- Chides Congress for presiding over anti-Sikh riots in 1984
- Rajan spoke on Saturday about the importance of tolerance
Indian Prime Minister Narendra Modi fired back at critics who say intolerance is rising under his government.
The main opposition Congress party has no right to talk about intolerance because it presided over anti-Sikh riots in 1984 that left about 3,000 people dead, Modi told a campaign rally in Bihar on Monday. Congress leaders were blamed for fomenting the violence days after former leader Indira Gandhi was assassinated by Sikh bodyguards.
“Till now tears from the eyes of victims of Sikh families have not been dried," Modi said. “You are enacting drama.”
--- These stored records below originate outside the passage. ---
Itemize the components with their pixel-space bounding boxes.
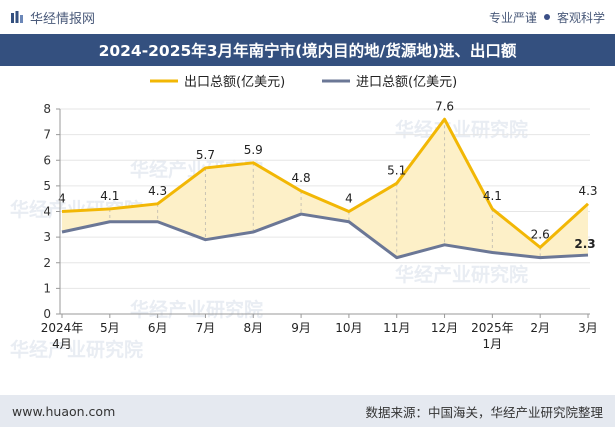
- y-tick-label: 3: [43, 230, 51, 244]
- brand-logo-icon: [11, 11, 23, 23]
- y-tick-label: 6: [43, 153, 51, 167]
- y-axis: 0 1 2 3 4 5 6 7 8: [43, 102, 61, 321]
- series-lines: [61, 117, 590, 260]
- data-labels: 4 4.1 4.3 5.7 5.9 4.8 4 5.1 7.6 4.1 2.6 4.3 2.3: [58, 99, 597, 251]
- import-series-line: [61, 212, 589, 260]
- x-tick-label: 2月: [530, 321, 550, 335]
- top-bar: 华经情报网 专业严谨 客观科学: [0, 0, 615, 34]
- chart-legend: 出口总额(亿美元) 进口总额(亿美元): [150, 75, 457, 90]
- watermark-text: 华经产业研究院: [395, 118, 528, 141]
- x-tick-label: 8月: [243, 321, 263, 335]
- watermark-text: 华经产业研究院: [10, 338, 143, 361]
- y-tick-label: 8: [43, 102, 51, 116]
- legend-label-0: 出口总额(亿美元): [184, 75, 285, 90]
- watermark-text: 华经产业研究院: [395, 263, 528, 286]
- range-area: [62, 119, 588, 258]
- x-tick-label: 5月: [100, 321, 120, 335]
- export-data-label: 2.6: [531, 227, 550, 241]
- export-data-label: 4.3: [148, 184, 167, 198]
- footer-website: www.huaon.com: [12, 403, 116, 419]
- chart-title: 2024-2025年3月年南宁市(境内目的地/货源地)进、出口额: [98, 42, 517, 60]
- import-data-label: 2.3: [574, 237, 595, 251]
- chart-title-bar: 2024-2025年3月年南宁市(境内目的地/货源地)进、出口额: [0, 34, 615, 66]
- x-tick-label: 2024年 4月: [41, 321, 84, 351]
- export-data-label: 4.1: [483, 189, 502, 203]
- export-data-label: 5.9: [244, 143, 263, 157]
- export-data-label: 4: [58, 192, 66, 206]
- x-tick-label: 6月: [148, 321, 168, 335]
- export-data-label: 4.8: [292, 171, 311, 185]
- area-between-fill: [62, 119, 588, 258]
- y-tick-label: 7: [43, 128, 51, 142]
- footer-source: 数据来源：中国海关，华经产业研究院整理: [365, 404, 603, 420]
- export-data-label: 4.1: [100, 189, 119, 203]
- y-tick-label: 4: [43, 205, 51, 219]
- x-axis: 2024年 4月 5月 6月 7月 8月 9月 10月 11月 12月 2025年 1月 2月 3月: [41, 313, 598, 351]
- brand-name: 华经情报网: [30, 11, 96, 27]
- y-tick-label: 1: [43, 281, 51, 295]
- tagline-dot-icon: [543, 14, 550, 20]
- tagline: 专业严谨 客观科学: [489, 9, 605, 26]
- y-tick-label: 2: [43, 256, 51, 270]
- brand: 华经情报网: [10, 8, 95, 27]
- export-data-label: 4: [345, 192, 353, 206]
- export-series-line: [61, 117, 590, 249]
- watermark-text: 华经产业研究院: [130, 298, 263, 321]
- drop-lines: [109, 119, 541, 258]
- x-tick-label: 2025年 1月: [471, 321, 514, 351]
- tagline-left: 专业严谨: [488, 10, 537, 25]
- x-tick-label: 12月: [431, 321, 458, 335]
- x-tick-label: 9月: [291, 321, 311, 335]
- y-tick-label: 5: [43, 179, 51, 193]
- line-chart: 出口总额(亿美元) 进口总额(亿美元) 华经产业研究院华经产业研究院华经产业研究院…: [10, 75, 598, 361]
- x-tick-label: 7月: [196, 321, 216, 335]
- export-data-label: 7.6: [435, 99, 454, 113]
- export-data-label: 5.1: [387, 163, 406, 177]
- x-tick-label: 10月: [335, 321, 362, 335]
- y-tick-label: 0: [43, 307, 51, 321]
- export-data-label: 4.3: [578, 184, 597, 198]
- x-tick-label: 11月: [383, 321, 410, 335]
- tagline-right: 客观科学: [556, 10, 605, 25]
- x-tick-label: 3月: [578, 321, 598, 335]
- legend-label-1: 进口总额(亿美元): [356, 75, 457, 90]
- footer: www.huaon.com 数据来源：中国海关，华经产业研究院整理: [0, 395, 615, 427]
- export-data-label: 5.7: [196, 148, 215, 162]
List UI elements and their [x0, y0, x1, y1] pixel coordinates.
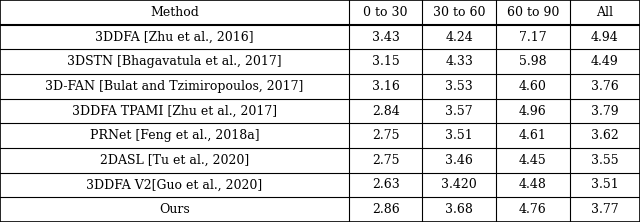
Text: 3.16: 3.16	[372, 80, 399, 93]
Bar	[0, 99, 640, 123]
Text: 3DDFA V2[Guo et al., 2020]: 3DDFA V2[Guo et al., 2020]	[86, 178, 262, 192]
Text: 4.96: 4.96	[519, 105, 547, 117]
Text: 60 to 90: 60 to 90	[507, 6, 559, 19]
Text: 4.61: 4.61	[519, 129, 547, 142]
Text: 3.15: 3.15	[372, 55, 399, 68]
Text: 4.49: 4.49	[591, 55, 619, 68]
Bar	[0, 74, 640, 99]
Bar	[0, 148, 640, 173]
Text: 3.62: 3.62	[591, 129, 619, 142]
Text: 4.60: 4.60	[519, 80, 547, 93]
Bar	[0, 25, 640, 49]
Text: Ours: Ours	[159, 203, 190, 216]
Bar	[0, 49, 640, 74]
Text: 3.51: 3.51	[591, 178, 619, 192]
Text: 2.63: 2.63	[372, 178, 399, 192]
Text: 3.76: 3.76	[591, 80, 619, 93]
Text: 3.57: 3.57	[445, 105, 473, 117]
Text: 3.420: 3.420	[442, 178, 477, 192]
Text: 3.79: 3.79	[591, 105, 619, 117]
Text: 4.45: 4.45	[519, 154, 547, 167]
Text: 2.86: 2.86	[372, 203, 399, 216]
Bar	[0, 197, 640, 222]
Text: 3DDFA [Zhu et al., 2016]: 3DDFA [Zhu et al., 2016]	[95, 30, 253, 44]
Text: 4.94: 4.94	[591, 30, 619, 44]
Text: 3.68: 3.68	[445, 203, 473, 216]
Text: 3DDFA TPAMI [Zhu et al., 2017]: 3DDFA TPAMI [Zhu et al., 2017]	[72, 105, 277, 117]
Text: 2.75: 2.75	[372, 129, 399, 142]
Text: 2.75: 2.75	[372, 154, 399, 167]
Text: 3.46: 3.46	[445, 154, 473, 167]
Text: 0 to 30: 0 to 30	[364, 6, 408, 19]
Text: 3.55: 3.55	[591, 154, 619, 167]
Text: 3DSTN [Bhagavatula et al., 2017]: 3DSTN [Bhagavatula et al., 2017]	[67, 55, 282, 68]
Bar	[0, 173, 640, 197]
Text: 4.48: 4.48	[519, 178, 547, 192]
Text: 4.33: 4.33	[445, 55, 473, 68]
Bar	[0, 123, 640, 148]
Text: PRNet [Feng et al., 2018a]: PRNet [Feng et al., 2018a]	[90, 129, 259, 142]
Text: Method: Method	[150, 6, 199, 19]
Text: 2.84: 2.84	[372, 105, 399, 117]
Text: 3D-FAN [Bulat and Tzimiropoulos, 2017]: 3D-FAN [Bulat and Tzimiropoulos, 2017]	[45, 80, 303, 93]
Text: 7.17: 7.17	[519, 30, 547, 44]
Text: 4.24: 4.24	[445, 30, 473, 44]
Text: 5.98: 5.98	[519, 55, 547, 68]
Text: 3.77: 3.77	[591, 203, 619, 216]
Text: 2DASL [Tu et al., 2020]: 2DASL [Tu et al., 2020]	[100, 154, 249, 167]
Text: 3.53: 3.53	[445, 80, 473, 93]
Bar	[0, 0, 640, 25]
Text: 3.51: 3.51	[445, 129, 473, 142]
Text: 3.43: 3.43	[372, 30, 399, 44]
Text: 4.76: 4.76	[519, 203, 547, 216]
Text: 30 to 60: 30 to 60	[433, 6, 486, 19]
Text: All: All	[596, 6, 613, 19]
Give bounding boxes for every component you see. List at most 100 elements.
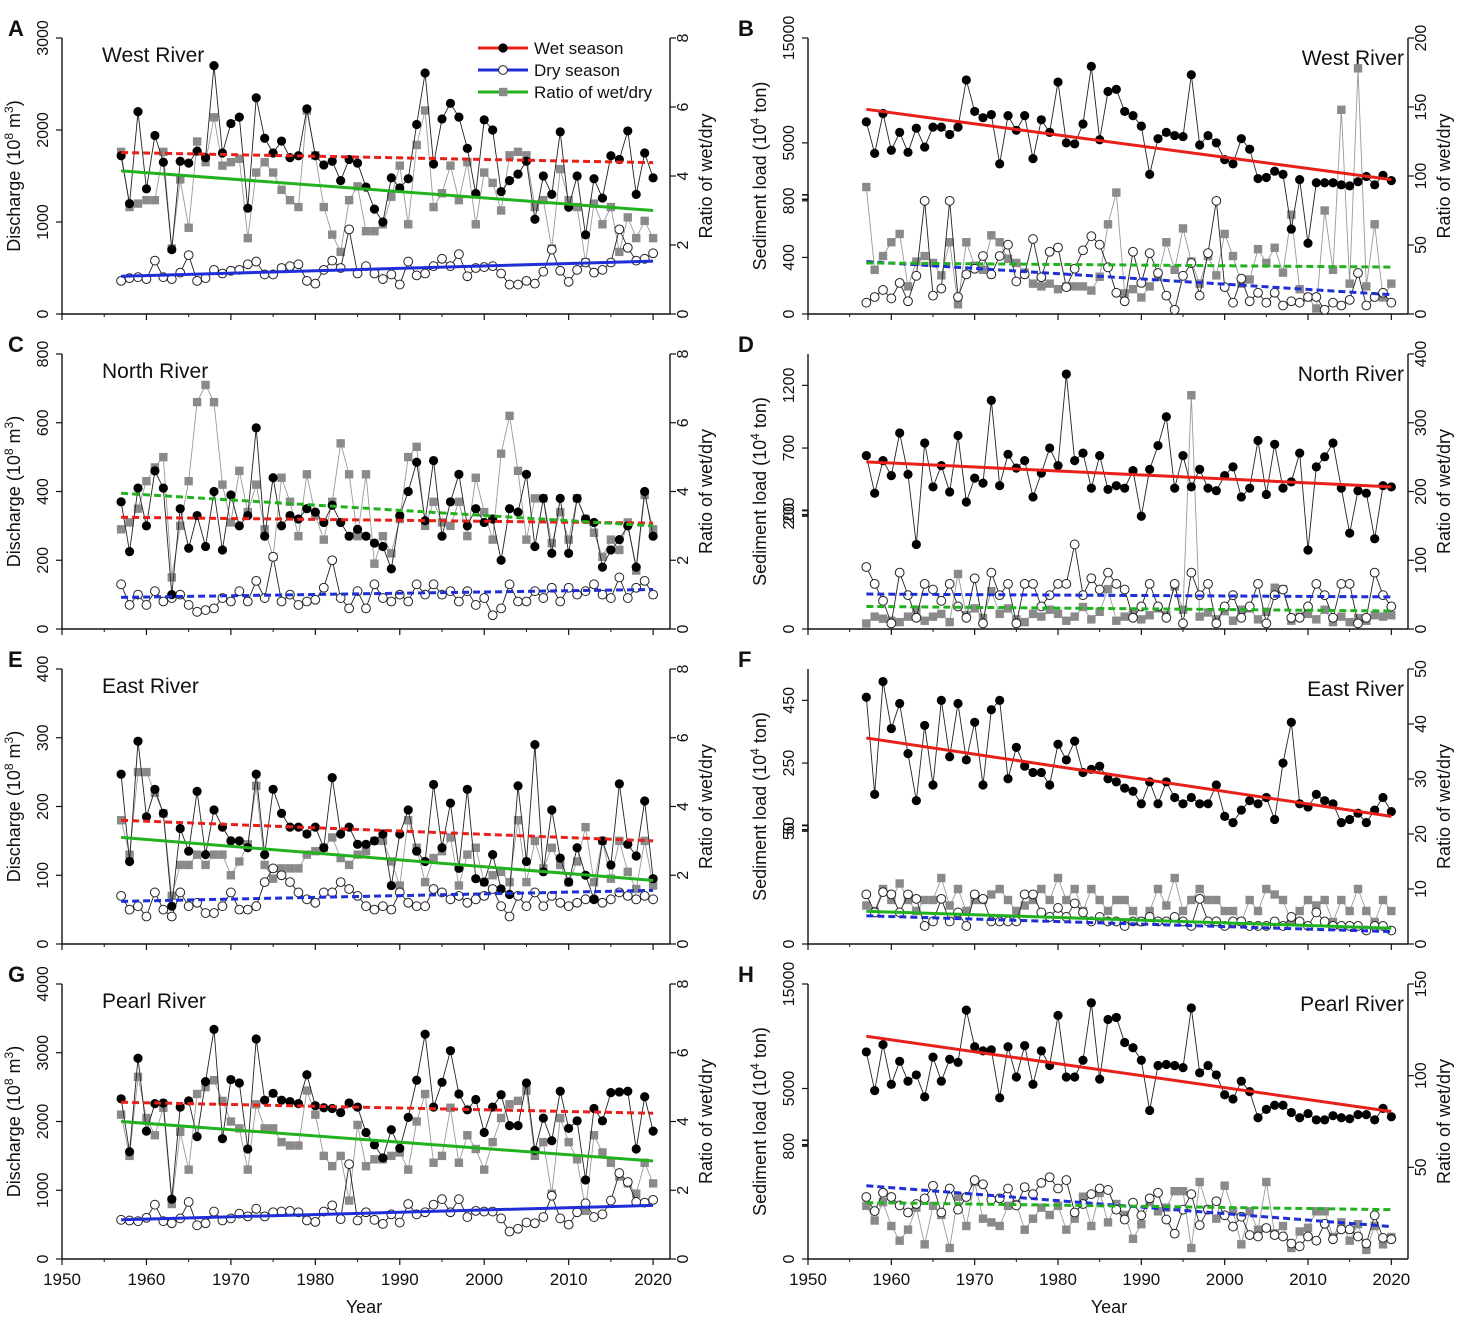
ratio-point [268,168,278,177]
ratio-point [522,877,531,887]
dry-point [149,887,160,898]
ratio-point [632,1189,641,1198]
ratio-point [589,199,599,208]
wet-point [920,1092,930,1102]
wet-point [928,1052,938,1062]
ratio-point [648,1179,658,1188]
ratio-point [429,853,438,863]
ratio-point [480,507,489,517]
wet-point [1120,1037,1130,1048]
y-tick-label: 800 [781,1133,798,1160]
wet-point [564,1123,574,1133]
wet-point [209,1024,219,1034]
wet-point [276,521,287,531]
ratio-point [218,480,227,489]
dry-point [648,1194,659,1205]
ratio-point [1137,293,1146,302]
ratio-point [1003,254,1013,263]
y2-tick-label: 0 [1413,624,1430,633]
ratio-point [1278,895,1288,905]
ratio-point [125,850,134,859]
ratio-point [1095,895,1104,905]
y2-axis-label: Ratio of wet/dry [1434,1059,1454,1184]
wet-point [175,823,185,834]
wet-point [234,112,244,122]
dry-point [1228,1221,1238,1232]
wet-point [1320,178,1330,188]
wet-point [1245,144,1255,154]
dry-point [1061,1175,1072,1185]
dry-point [1028,889,1038,900]
wet-point [861,450,871,461]
dry-point [1144,579,1155,589]
y-tick-label: 0 [781,624,798,633]
ratio-point [623,213,632,222]
ratio-point [522,151,531,160]
wet-point [936,1076,946,1086]
wet-point [895,698,905,709]
ratio-point [581,822,590,832]
dry-point [133,901,143,912]
wet-point [454,1089,464,1099]
dry-point [894,277,905,288]
ratio-point [895,1236,904,1245]
wet-point [133,107,143,117]
wet-point [488,125,498,135]
panel-title: West River [1302,47,1404,70]
dry-point [504,1226,515,1237]
dry-point [1261,1223,1272,1233]
wet-point [1295,1113,1305,1123]
ratio-point [1045,605,1054,614]
ratio-point [1103,906,1113,916]
dry-point [1311,292,1322,302]
ratio-point [192,1089,202,1099]
ratio-point [353,531,362,541]
ratio-point [962,238,971,247]
wet-point [961,497,971,507]
ratio-point [1245,895,1254,905]
dry-point [1003,1183,1013,1194]
dry-point [1261,618,1272,629]
wet-point [1278,483,1288,493]
ratio-point [978,613,988,623]
wet-point [116,497,126,507]
dry-point [403,256,414,267]
ratio-point [370,227,379,236]
ratio-point [488,1137,497,1147]
y-tick-label: 200 [35,547,52,574]
panel-title: North River [1298,363,1404,386]
y-tick-label: 200 [35,793,52,820]
wet-point [895,428,905,438]
panel-title: West River [102,44,204,67]
dry-point [335,593,346,603]
y-tick-label: 1000 [35,204,52,240]
dry-point [1161,1214,1172,1225]
wet-point [945,1054,955,1064]
dry-point [1153,1187,1163,1198]
dry-point [903,889,913,900]
wet-point [903,147,913,157]
y2-tick-label: 100 [1413,547,1430,574]
ratio-point [1262,607,1271,617]
ratio-point [1145,611,1154,620]
y2-tick-label: 8 [675,979,692,988]
ratio-point [1337,895,1346,905]
wet-point [1228,159,1238,169]
ratio-point [437,1151,447,1161]
ratio-line [120,110,654,263]
y2-axis-label: Ratio of wet/dry [1434,429,1454,554]
wet-point [184,846,194,856]
wet-point [1195,1068,1205,1078]
wet-point [1303,238,1313,248]
ratio-point [1262,884,1271,894]
dry-point [1169,579,1180,589]
y-tick-label: 800 [35,341,52,368]
wet-point [1270,439,1280,449]
panel-title: North River [102,360,208,383]
y2-axis-label: Ratio of wet/dry [696,1059,716,1184]
wet-point [953,430,963,441]
dry-point [1378,1232,1388,1243]
ratio-point [420,521,430,531]
ratio-point [505,1100,514,1109]
wet-point [361,1127,371,1138]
India has seen tensions rise in recent months, with some members of Modi’s ruling Bharatiya Janata Party making inflammatory comments after a mob killed a Muslim man over rumors that he slaughtered a cow, an animal sacred in Hinduism, and ate beef. Hindus make up about 80 percent of India’s population, with Muslims accounting for 14 percent.
Concerns are growing that tension between religious groups may hijack Modi’s economic agenda. In a report last week, Moody’s Analytics said Modi must keep his members in check or risk losing domestic and global credibility.
Central bank Governor Raghuram Rajan weighed in on Saturday, saying in a speech that tolerance is important for faster growth. Finance Minister Arun Jaitley responded the next day, saying in a Facebook post that India “remains a highly tolerant and liberal society," and the mob murder was a “stray incident."
Congress party chief Sonia Gandhi, Indira Gandhi’s daughter-in-law, plans to lead supporters to petition India’s president on Monday to take action against rising intolerance. Dozens of writers, scientists and artists recently returned national awards to protest a climate of intolerance epitomized by the killing of scholars who had been criticized by Hindu groups.
Election results in Bihar will be tallied on Nov. 8. A victory could help Modi further his goal of controlling India’s upper house of the national parliament and passing stalled economic proposals.